Die Umweltverschmutzungen sind dabei erstmal zweitrangig und unsichtbar: Gifte wie Blei, Cadmium, Zink, Chrom, Nickel und andere Chemikalien versickern im Boden und werden erst in späteren Jahren zu einem Problem.
Die „Dritte Welt“  als Schrottplatz für die Wohlstandsgesellschaft.

Doch nicht nur die afrikanischen Zwischenhändler profitieren an diesem Geschäft; auch für europäische Schrotthändler ist der Handel lukrativ und floriert: Nach Schätzungen der UNO werden alleine aus Deutschland jährlich rund 100.000 Tonnen Elektroschrott exportiert und dass, obwohl Deutschland sich verpflichtet hat, diesen Handel zu unterbinden. Fachleute nehmen an, dass sich manche Recycling-Firmen ausschließlich auf diese illegalen Exporte konzentrieren. Ob sich kommunale Recyclinghöfe an dem Handel beteiligen, bleibt spekulativ.
Polizei und Zollbehörden sind jedoch überfordert, diesen Handel zu unterbinden.

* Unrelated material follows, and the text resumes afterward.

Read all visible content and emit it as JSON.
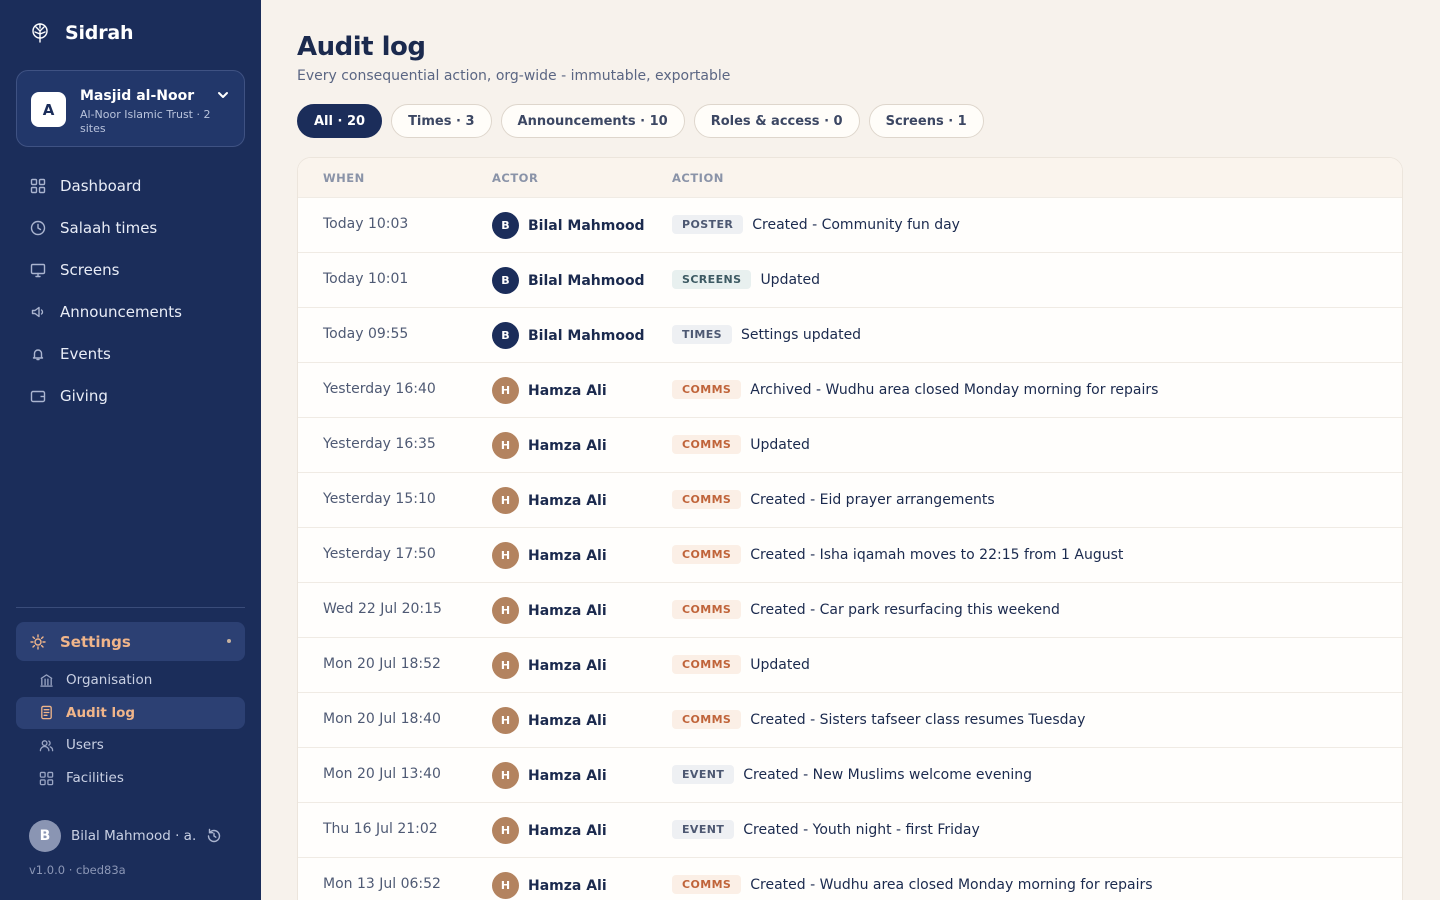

Denn da der Export gebrauchsfähiger Geräte durchaus erlaubt ist, bleiben lediglich stichprobenartige Kontrollen um zu klären, ob Geräte funktionsfähig oder nicht sind – eine rechtliche Grauzone.

Warum die „Lübecker Nachrichten“ diesen höchst interessanten Hintergrund völlig ausblenden, bleibt hingegen schleierhaft.